Business development is about ensuring survival. Training is the backbone of the organization, and business development is the future.

Nicholas: Marketing should be built on a strong foundation that results in a positive outcome for the member and is fiscally responsible for the organization. We’ve had a lot of success getting team members on board and genuinely believing in what credit unions do: helping people achieve financial success.

So we do a lot of internal training for staff, and also for members. I think that’s why they come back and refer us to their friends.

Also, marketers have to know where they’ve been so they know where to go. So I base a lot of our decisions on analytics.

Carrell: My philosophy has always been that marketing is as important as finance, operations, information technology, or any other discipline in helping credit unions succeed.

To be successful, a good marketer has to be proactive in leading efforts to update, launch, and improve products, procedures, systems—and we must always think strategically.

NEXT: Keys to marketing success

CU Mag: What are some keys to marketing/business development success?

Carrell: It’s important to think strategically and understand that great marketing is an incredible investment. But you must be able to prove that.

You must be able to lead and live the credit union’s brand. And you’ve got to be willing to institute and campaign for needed changes--whether it’s with the budget, the culture, or the product. Marketers need to take the lead on this.

Nicholas: The key to success, at least in my organization, is that I don't work in a vacuum. My team works with every department on promotions.

We need things from different areas, so working with everyone is critical to our success and to the organization's success. And, again, it’s important to analyze everything so we can prove what we do is successful and that it’s worth the money we spend.

Reed: It starts with the organization’s leadership realizing the value marketing and business development bring to the table and investing in both. Many leaders undervalue our professions because they don’t understand them. We have to become adept at using metrics, which is their language to prove our value.

Other keys to success include being a change agent, thinking strategically, being a visionary, having endless amounts of energy, being a great networker, and being able to build relationships quickly.

You also have to be good at motivating yourself and celebrating your own successes.

CU Mag: What’s one thing your colleagues might not know about you?

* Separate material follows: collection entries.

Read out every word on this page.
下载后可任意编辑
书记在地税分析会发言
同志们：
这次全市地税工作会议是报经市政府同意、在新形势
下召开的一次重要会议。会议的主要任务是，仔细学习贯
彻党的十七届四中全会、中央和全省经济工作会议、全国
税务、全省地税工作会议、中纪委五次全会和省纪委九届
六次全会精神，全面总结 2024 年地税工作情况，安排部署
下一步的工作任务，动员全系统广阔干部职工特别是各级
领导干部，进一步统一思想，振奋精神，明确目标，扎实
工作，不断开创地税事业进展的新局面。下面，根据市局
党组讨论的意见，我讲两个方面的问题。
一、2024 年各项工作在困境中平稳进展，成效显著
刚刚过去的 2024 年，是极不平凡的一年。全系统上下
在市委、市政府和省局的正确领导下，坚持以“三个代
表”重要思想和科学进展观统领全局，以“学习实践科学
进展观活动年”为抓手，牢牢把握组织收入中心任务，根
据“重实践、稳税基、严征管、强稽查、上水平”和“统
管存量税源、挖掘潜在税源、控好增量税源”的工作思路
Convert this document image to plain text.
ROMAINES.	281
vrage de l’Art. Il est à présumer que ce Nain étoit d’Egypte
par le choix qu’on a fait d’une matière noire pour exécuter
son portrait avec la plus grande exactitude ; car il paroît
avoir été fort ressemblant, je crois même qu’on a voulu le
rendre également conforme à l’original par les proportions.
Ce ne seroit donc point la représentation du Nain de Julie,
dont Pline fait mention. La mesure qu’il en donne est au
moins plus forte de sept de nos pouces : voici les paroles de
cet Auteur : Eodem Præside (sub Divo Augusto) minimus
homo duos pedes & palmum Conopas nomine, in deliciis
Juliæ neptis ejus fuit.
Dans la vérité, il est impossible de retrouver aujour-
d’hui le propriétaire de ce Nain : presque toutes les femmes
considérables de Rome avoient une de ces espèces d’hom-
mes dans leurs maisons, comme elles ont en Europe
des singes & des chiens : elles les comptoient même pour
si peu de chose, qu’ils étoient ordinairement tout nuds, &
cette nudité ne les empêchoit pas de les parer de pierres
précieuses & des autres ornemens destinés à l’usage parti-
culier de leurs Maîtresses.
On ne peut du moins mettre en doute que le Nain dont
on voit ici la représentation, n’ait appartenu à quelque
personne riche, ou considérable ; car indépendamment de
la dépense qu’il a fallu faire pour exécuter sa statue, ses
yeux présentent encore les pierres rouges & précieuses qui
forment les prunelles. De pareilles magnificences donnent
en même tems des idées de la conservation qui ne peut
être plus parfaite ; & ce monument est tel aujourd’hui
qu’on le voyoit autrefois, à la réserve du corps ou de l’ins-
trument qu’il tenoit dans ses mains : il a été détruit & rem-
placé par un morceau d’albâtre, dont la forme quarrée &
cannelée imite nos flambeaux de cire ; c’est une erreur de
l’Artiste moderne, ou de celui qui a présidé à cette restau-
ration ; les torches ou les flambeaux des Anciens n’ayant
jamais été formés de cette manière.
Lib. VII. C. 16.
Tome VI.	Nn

Nicholas: I was a professional sled dog driver.

Reed: That sounds made up, Lisa.

Nicholas: I know. But growing up, I had 40 to 80 dogs at any given time. People know the Iditarod, which is a distance race, but we were sprint racers, going for speed. We had teams of three, four, six, and eight dogs.

Reed: I’m kind of a cruise-aholic. I love to travel, and I’ve been to many incredible places. Cruises give me the chance to get off the grid, disconnect, be with my family, and recharge. Travel is relaxing, but it also fulfills my need for adventure.

Carrell: I’ve always wanted to write a book, and I’m retiring soon so I'm going to finally get the chance. It could be fiction or nonfiction; maybe both.

I’ve got a lot of ideas germinating, but I haven’t mapped anything out yet.

CU Mag: If you could be any rock star, who would it be?

Nicholas: Pink. I just love that she’s a rebel.

Reed: Elton John. Who doesn’t love Elton John, or at least his music? He also has a great way of promoting himself—he’s a marketing and business development genius if you think about it. So isn’t he a lot like our credit unions?

If Elton just had a great product but not the marketing and business development genius that goes with it—the outrageous clothes, crazy shoes, big glasses, goodwill toward charity, close bonds with people of influence—he’d just be another “American Idol” contestant. Anyone with a certain amount of talent can get on “Idol,” but the winners are great marketers and business developers, too.

Carrell: I’d be Bono from U2. He’s an amazingly creative guy—a great lyricist and singer. Plus, I really admire his activism concerning Africa. I like his philanthropy and his business acumen. I just think he totally rocks.